Treasury Secretary Janet Yellen used special measures provided to her as a result of 9/11 and the Patriot Act to issue a notice of proposed rulemaking (NPRM) that would classify virtual currency mixing as a class of transactions of primary money laundering concern. The public will have 90 days to respond once published in the Federal Register to this special measure that would require “domestic financial institutions and domestic financial agencies to implement certain record keeping and reporting requirements relating to transactions involving convertible virtual currency (CVC) mixing.”
Since Israel was first attacked by Hamas, there has been a great deal of scrutiny as to whether cryptocurrency was used to help finance the attack. Amid this concern, Senator Elizabeth Warren (D-Mass.), along with 100 lawmakers from the House and Senate, pressed the White House and Treasury in a letter regarding the efforts underway to prevent Hamas from using cryptocurrency as a financial resource. On Wednesday October 18th, Treasury issued sanctions against Hamas that included one crypto-asset exchange. Hamas announced back in April 2023 that it was no longer using bitcoin due to financial privacy donor concerns as Israeli officials had been successful in disrupting as least some of the financing efforts.
The unusual use of this authority cites section 311 of the USA Patriot Act that allows the Secretary of the Treasury authority, upon finding reasonable grounds exist, to conclude one or more transactions outside of the United States is of primary money laundering concern, and to require domestic financial institutions and domestic financial agencies take certain “special measures.”
Secretary Yellen is required to consider certain factors in making such a determination that will include conferring with the Secretary of State and Attorney General, as well as considering information deemed relevant to the Treasury Secretary. In that FinCEN has been delegated the authority to evaluate classifying these mixers as money laundering tools, the public notice demonstrates the type of information that will be considered prior to making this classification.

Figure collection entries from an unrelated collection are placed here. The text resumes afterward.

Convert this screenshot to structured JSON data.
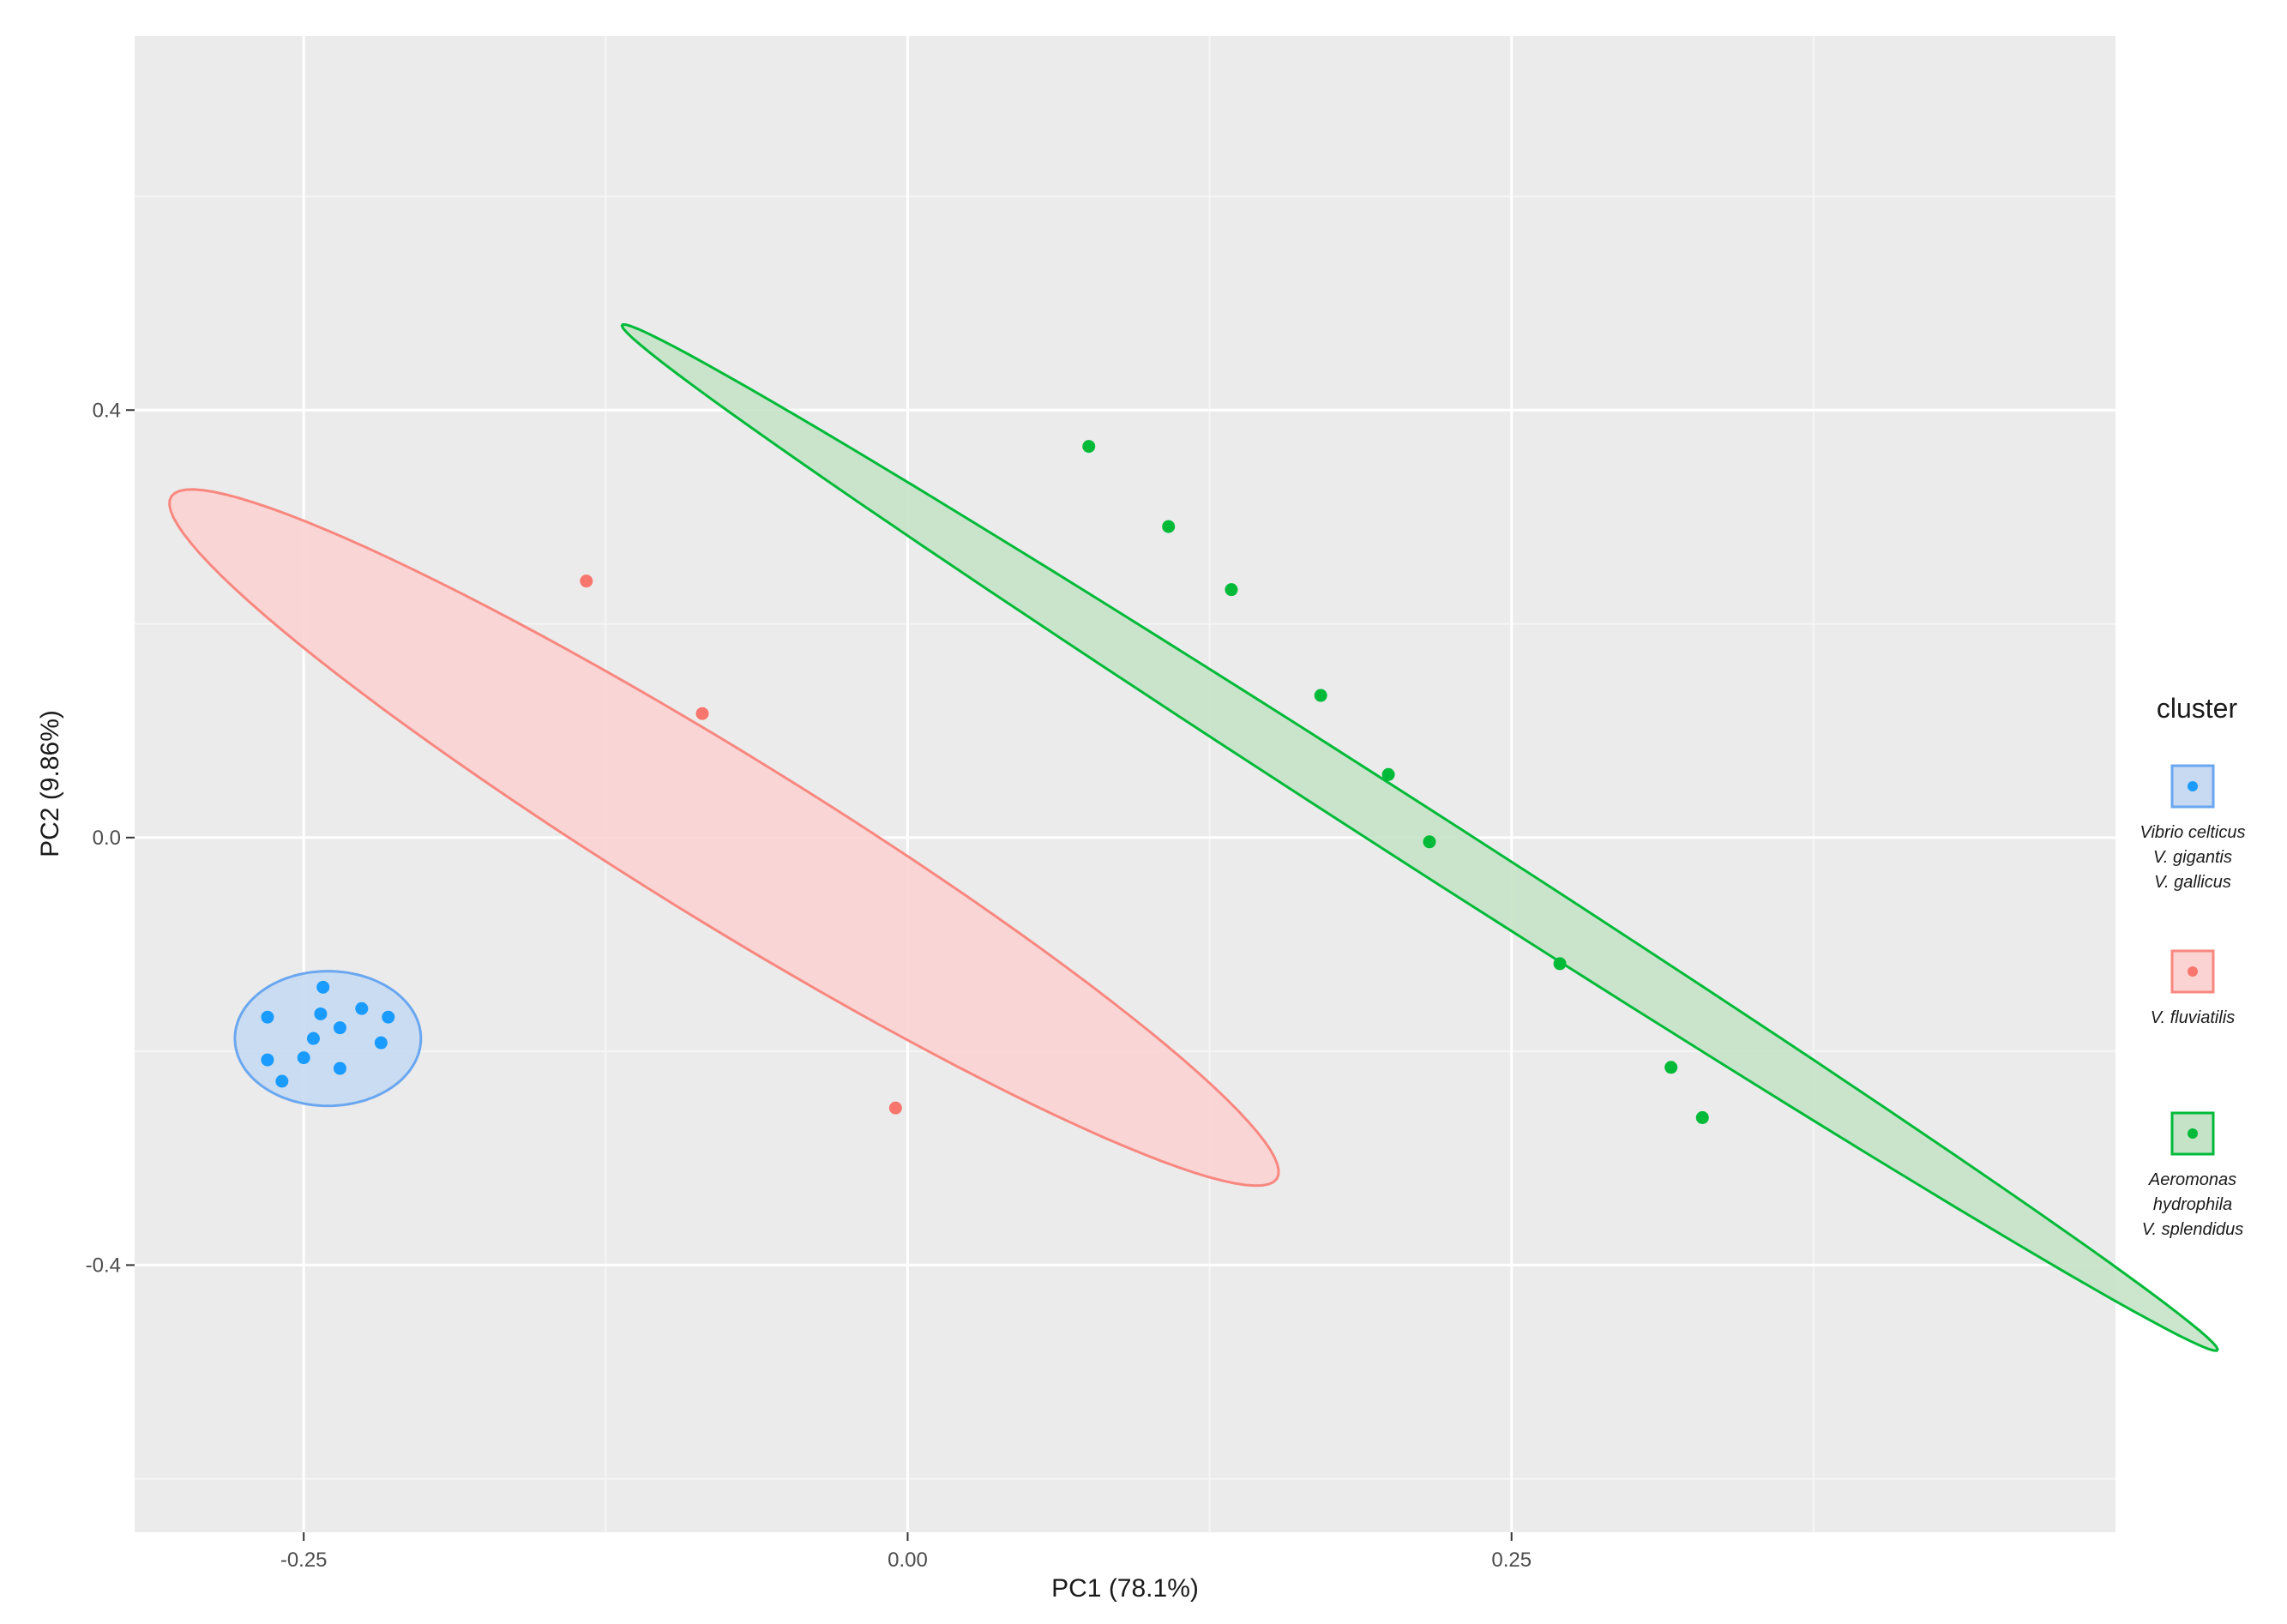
{
  "chart_data": {
    "type": "scatter",
    "xlabel": "PC1 (78.1%)",
    "ylabel": "PC2 (9.86%)",
    "xlim": [
      -0.32,
      0.5
    ],
    "ylim": [
      -0.65,
      0.75
    ],
    "x_ticks": [
      -0.25,
      0.0,
      0.25
    ],
    "x_tick_labels": [
      "-0.25",
      "0.00",
      "0.25"
    ],
    "y_ticks": [
      -0.4,
      0.0,
      0.4
    ],
    "y_tick_labels": [
      "-0.4",
      "0.0",
      "0.4"
    ],
    "grid": true,
    "legend": {
      "title": "cluster",
      "position": "right"
    },
    "colors": {
      "panel": "#ebebeb",
      "grid_major": "#ffffff",
      "grid_minor": "#f5f5f5",
      "blue": "#1a9bff",
      "red": "#f8766d",
      "green": "#00ba38"
    },
    "series": [
      {
        "name_lines": [
          "Vibrio celticus",
          "V. gigantis",
          "V. gallicus"
        ],
        "color": "#1a9bff",
        "ellipse_fill": "#c7daf2",
        "ellipse_stroke": "#6aa7f0",
        "points": [
          {
            "x": -0.265,
            "y": -0.168
          },
          {
            "x": -0.242,
            "y": -0.14
          },
          {
            "x": -0.243,
            "y": -0.165
          },
          {
            "x": -0.226,
            "y": -0.16
          },
          {
            "x": -0.215,
            "y": -0.168
          },
          {
            "x": -0.235,
            "y": -0.178
          },
          {
            "x": -0.246,
            "y": -0.188
          },
          {
            "x": -0.218,
            "y": -0.192
          },
          {
            "x": -0.265,
            "y": -0.208
          },
          {
            "x": -0.25,
            "y": -0.206
          },
          {
            "x": -0.235,
            "y": -0.216
          },
          {
            "x": -0.259,
            "y": -0.228
          }
        ],
        "ellipse": {
          "cx": -0.24,
          "cy": -0.188,
          "rx": 0.0385,
          "ry": 0.063,
          "angle_deg": 0
        }
      },
      {
        "name_lines": [
          "V. fluviatilis"
        ],
        "color": "#f8766d",
        "ellipse_fill": "#fbd3d3",
        "ellipse_stroke": "#f8877f",
        "points": [
          {
            "x": -0.133,
            "y": 0.24
          },
          {
            "x": -0.085,
            "y": 0.116
          },
          {
            "x": -0.005,
            "y": -0.253
          }
        ],
        "ellipse": {
          "cx": -0.076,
          "cy": 0.0,
          "rx": 0.395,
          "ry": 0.053,
          "angle_deg": -55.2
        }
      },
      {
        "name_lines": [
          "Aeromonas",
          "hydrophila",
          "V. splendidus"
        ],
        "color": "#00ba38",
        "ellipse_fill": "#c5e3c7",
        "ellipse_stroke": "#00ba38",
        "points": [
          {
            "x": 0.075,
            "y": 0.366
          },
          {
            "x": 0.108,
            "y": 0.291
          },
          {
            "x": 0.134,
            "y": 0.232
          },
          {
            "x": 0.171,
            "y": 0.133
          },
          {
            "x": 0.199,
            "y": 0.059
          },
          {
            "x": 0.216,
            "y": -0.004
          },
          {
            "x": 0.27,
            "y": -0.118
          },
          {
            "x": 0.316,
            "y": -0.215
          },
          {
            "x": 0.329,
            "y": -0.262
          }
        ],
        "ellipse": {
          "cx": 0.212,
          "cy": 0.0,
          "rx": 0.5825,
          "ry": 0.0185,
          "angle_deg": -55.5
        }
      }
    ]
  }
}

As justification for FinCEN’s finding that transactions involving convertible virtual currency (CVC) mixing transactions are of primary money laundering concern, the NPRM cites, “frequently used by criminals and state actors to facilitate a range of illicit activity, including, but not limited to, money laundering, sanctions evasion and WMD proliferation by the Democratic People’s Republic of Korea (DPRK or North Korea), Russian-associated ransomware attacks, 13 and illicit darknet markets.” According to FinCEN, the percentage of transactions involving CVC mixing that are illicit is increasing as well.

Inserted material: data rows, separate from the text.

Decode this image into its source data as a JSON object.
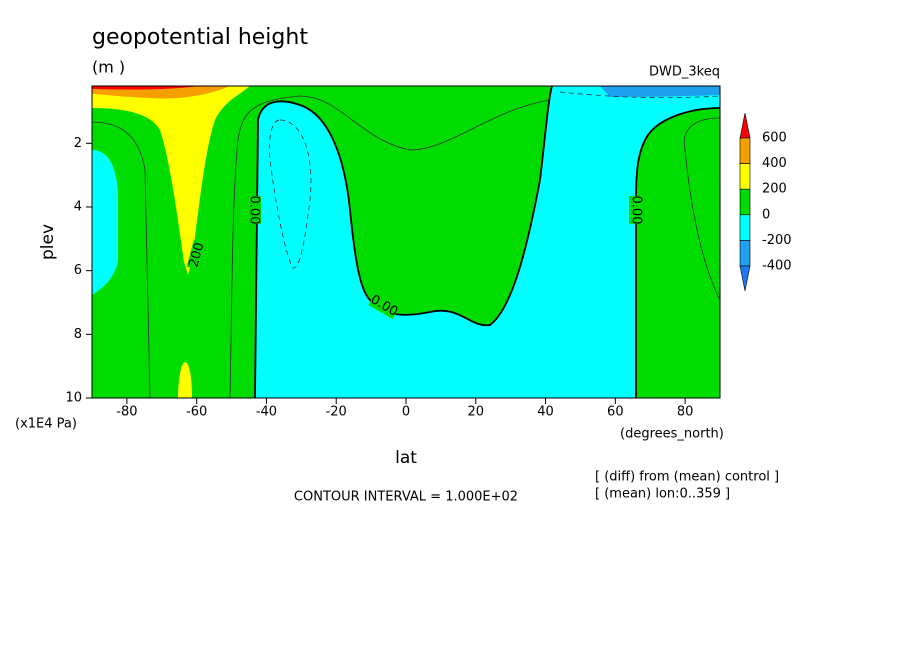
{
  "chart_data": {
    "type": "contour",
    "title": "geopotential height",
    "units": "(m )",
    "dataset": "DWD_3keq",
    "xlabel": "lat",
    "x_unit_label": "(degrees_north)",
    "ylabel": "plev",
    "y_unit_label": "(x1E4 Pa)",
    "xlim": [
      -90,
      90
    ],
    "xticks": [
      -80,
      -60,
      -40,
      -20,
      0,
      20,
      40,
      60,
      80
    ],
    "ylim": [
      10,
      0.2
    ],
    "yticks": [
      2,
      4,
      6,
      8,
      10
    ],
    "levels": [
      600,
      400,
      200,
      0,
      -200,
      -400
    ],
    "level_colors": [
      "#ff0000",
      "#f5a000",
      "#ffff00",
      "#00dc00",
      "#00ffff",
      "#1ea0f0",
      "#1e78f0"
    ],
    "contour_labels": [
      {
        "value": 200,
        "label": "200"
      },
      {
        "value": 0,
        "label": "0.00"
      },
      {
        "value": 0,
        "label": "0.00"
      },
      {
        "value": 0,
        "label": "0.00"
      }
    ],
    "footer": "CONTOUR INTERVAL = 1.000E+02",
    "notes": [
      "[ (diff) from (mean) control ]",
      "[ (mean) lon:0..359 ]"
    ]
  }
}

Should Yellen decide to use this special measure, the result would be requiring “covered financial institutions to implement certain recordkeeping and reporting requirements on transactions that covered financial institutions know, suspect, or have reason to suspect involve CVC mixing within or involving jurisdictions outside the United States.” The implementation of such a special measure would be done by the Treasury Secretary consulting with the Federal Reserve, other banking regulators, the Secretary of State, the Securities and Exchange Commission, the Commodity Futures Trading Commission, and the National Credit Union Administration Board, as well as any other agencies that Yellen would decide to consult.